Di dalam peran merusak aqidah dewasa ini telah nampak dengan jelas terbukti banyak dari umat Islam yang meninggalkan kewajiban yang sangat urgen sekali yaitu perintah sholat lima waktu, hal yang sangat fundamental ini hari demi hari kian luntur dan tergantikan dengan aqidah jahiliyah yaitu seperti klub-klub malam yang makin merebak dan menjamur di mana – mana, musik – musik yang tidak mendidik serta film yang merusak aqidah para muda mudi harapan Agama. Merusak akhlaq merupakan stategi efektif yang mereka lakukan kepada remaja dengan menghadirkan berbagai hiburan dan kehingar - bingaran atau kebebasasan yang cenderung diminati oleh sebagian remaja.

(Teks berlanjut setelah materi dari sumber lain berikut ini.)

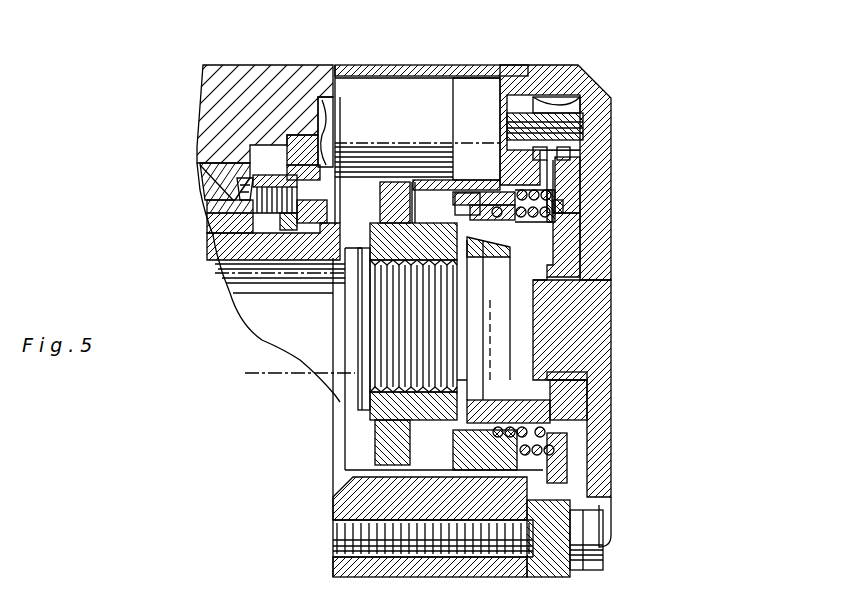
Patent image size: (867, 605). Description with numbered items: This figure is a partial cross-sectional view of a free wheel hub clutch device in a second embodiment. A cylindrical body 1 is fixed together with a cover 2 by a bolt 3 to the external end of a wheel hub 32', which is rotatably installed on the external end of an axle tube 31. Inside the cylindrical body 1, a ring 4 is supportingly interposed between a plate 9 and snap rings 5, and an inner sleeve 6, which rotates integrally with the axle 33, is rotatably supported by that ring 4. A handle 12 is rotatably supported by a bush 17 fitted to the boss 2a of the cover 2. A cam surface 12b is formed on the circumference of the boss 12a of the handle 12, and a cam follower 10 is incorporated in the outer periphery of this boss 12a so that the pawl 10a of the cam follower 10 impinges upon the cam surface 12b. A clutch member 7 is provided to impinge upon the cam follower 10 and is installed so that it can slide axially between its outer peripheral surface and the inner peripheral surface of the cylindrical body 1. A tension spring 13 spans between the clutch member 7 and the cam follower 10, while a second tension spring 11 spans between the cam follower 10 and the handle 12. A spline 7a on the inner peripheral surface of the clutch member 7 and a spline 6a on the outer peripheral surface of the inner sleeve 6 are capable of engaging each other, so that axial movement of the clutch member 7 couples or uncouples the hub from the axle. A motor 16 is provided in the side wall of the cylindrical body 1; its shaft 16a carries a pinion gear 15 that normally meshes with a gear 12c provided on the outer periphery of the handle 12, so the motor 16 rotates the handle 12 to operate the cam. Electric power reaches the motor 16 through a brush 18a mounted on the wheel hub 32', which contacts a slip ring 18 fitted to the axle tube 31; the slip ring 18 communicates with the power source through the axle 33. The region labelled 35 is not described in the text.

The cylindrical body 1 is at (348, 72).
The cover 2 is at (595, 255).
The boss 2a is at (600, 308).
The bolt 3 is at (347, 543).
The ring 4 is at (400, 185).
The snap rings 5 is at (215, 226).
The inner sleeve 6 is at (375, 292).
The spline 6a is at (423, 222).
The clutch member 7 is at (508, 112).
The spline 7a is at (465, 193).
The plate 9 is at (417, 195).
The cam follower 10 is at (552, 213).
The pawl 10a is at (557, 225).
The tension spring 11 is at (565, 185).
The handle 12 is at (553, 200).
The boss 12a is at (500, 413).
The cam surface 12b is at (500, 240).
The gear 12c is at (567, 160).
The tension spring 13 is at (570, 268).
The pinion gear 15 is at (563, 97).
The motor 16 is at (468, 88).
The shaft 16a is at (560, 152).
The bush 17 is at (578, 372).
The slip ring 18 is at (240, 203).
The brush 18a is at (298, 140).
The axle tube 31 is at (270, 237).
The wheel hub 32' is at (256, 155).
The axle 33 is at (360, 257).
The seal 35 is at (217, 187).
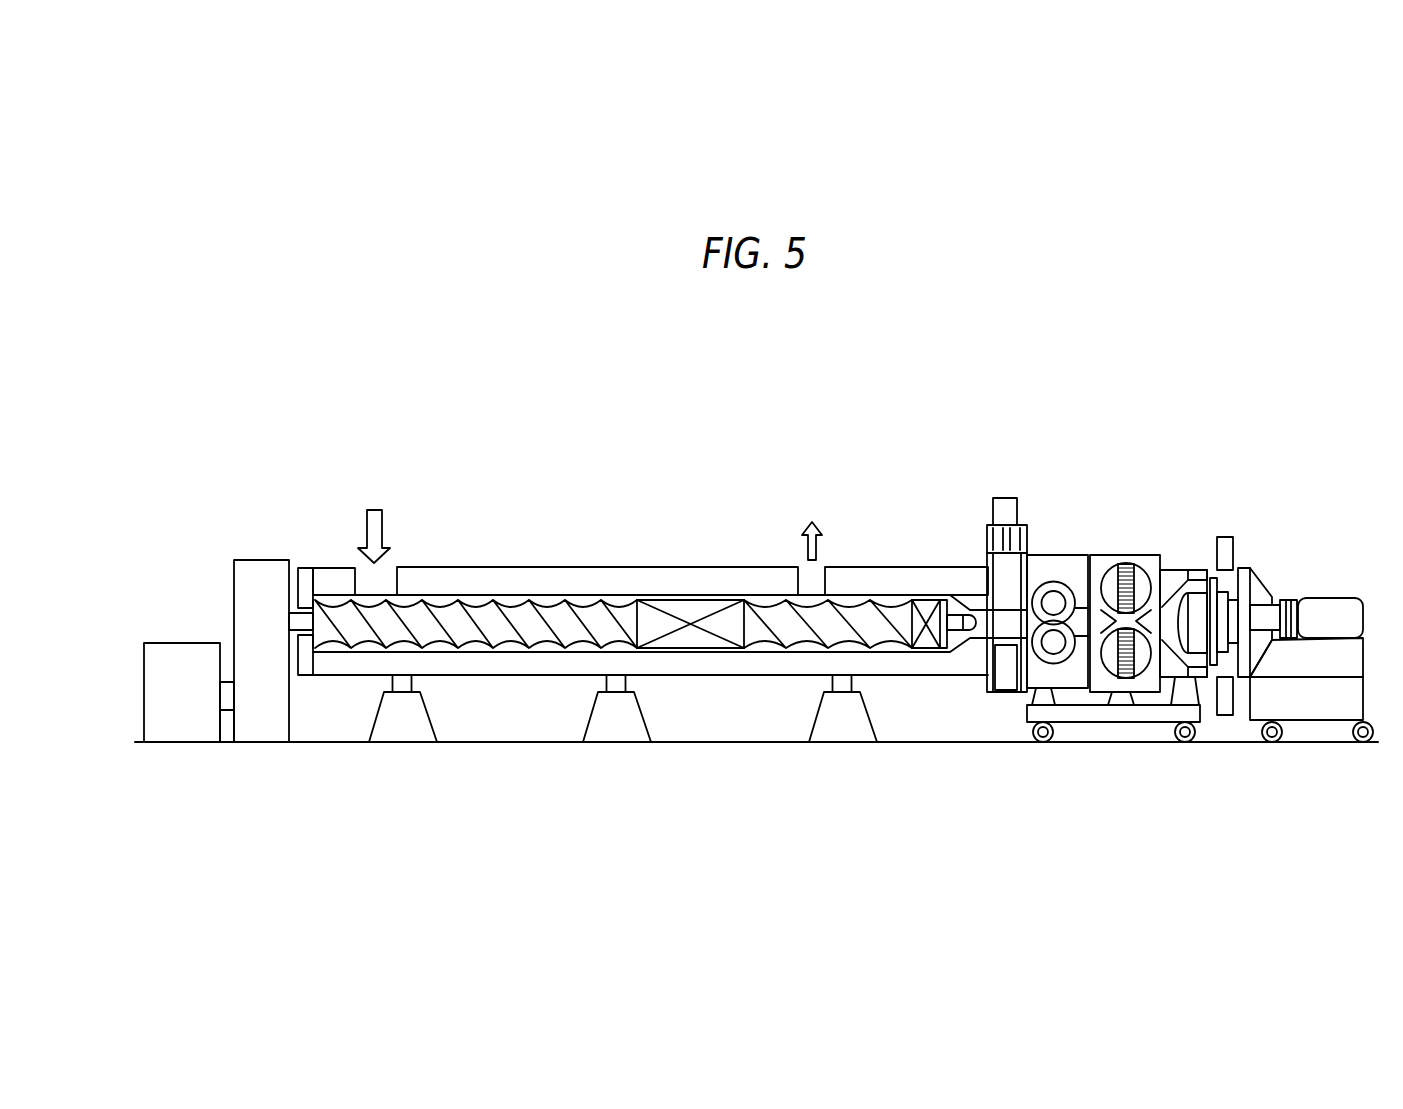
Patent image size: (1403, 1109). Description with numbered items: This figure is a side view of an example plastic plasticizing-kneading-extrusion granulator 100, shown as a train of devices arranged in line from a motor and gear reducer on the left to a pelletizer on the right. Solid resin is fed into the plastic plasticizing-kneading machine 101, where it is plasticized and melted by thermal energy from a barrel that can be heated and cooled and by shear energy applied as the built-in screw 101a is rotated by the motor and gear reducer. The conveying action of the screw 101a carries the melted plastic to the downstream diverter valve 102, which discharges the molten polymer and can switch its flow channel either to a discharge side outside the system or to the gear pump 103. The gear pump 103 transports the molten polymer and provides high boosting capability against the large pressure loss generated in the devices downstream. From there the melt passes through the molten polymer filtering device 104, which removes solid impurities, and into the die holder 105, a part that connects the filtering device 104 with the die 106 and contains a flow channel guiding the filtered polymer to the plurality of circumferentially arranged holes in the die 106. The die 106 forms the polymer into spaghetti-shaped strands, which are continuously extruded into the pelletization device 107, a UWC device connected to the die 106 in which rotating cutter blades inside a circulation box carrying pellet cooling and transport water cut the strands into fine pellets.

The plastic plasticizing-kneading-extrusion granulator 100 is at (1210, 408).
The plastic plasticizing-kneading machine 101 is at (985, 467).
The screw 101a is at (489, 600).
The diverter valve 102 is at (1005, 497).
The gear pump 103 is at (1053, 555).
The molten polymer filtering device 104 is at (1127, 555).
The die holder 105 is at (1171, 570).
The die 106 is at (1207, 568).
The pelletization device (UWC device) 107 is at (1358, 520).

Batapa banyak kita saksikan saat ini, hati yang telah dikalahkan oleh karat dosa dan maksiat hingga kilatan kebaikan dan gemerlapan cahaya iman dalam hati menjadi tertutupi.

Manusia seperti kata Mutahhari adalah makhluk Paradoksal artinya bahwa di dalam diri manusia terdapat sifat – sifat baik dan sekaligus jahat, tetapi hal ini merupakan sifat yang potensial yaitu bahwa manusia di tuntut mampu mengendalikan dirinya, sekaligus mengarahkannya agar menjadi manusia yang Muttaqin karena derajat itu merupakan derajat paling tinggi di hadapan Allah SWT.

Namun demikian, dengan sifat kesombongan dan ketakaburannya, banyak manusia cenderung lupa diri untuk selalu mawas diri , introspeksi, bermuhasabah atas apa-apa yang telah dikerjakannya, sehingga tak mengherankan bila banyak manusia yang terkadang derajatnya lebih rendah di banding dengan binatang.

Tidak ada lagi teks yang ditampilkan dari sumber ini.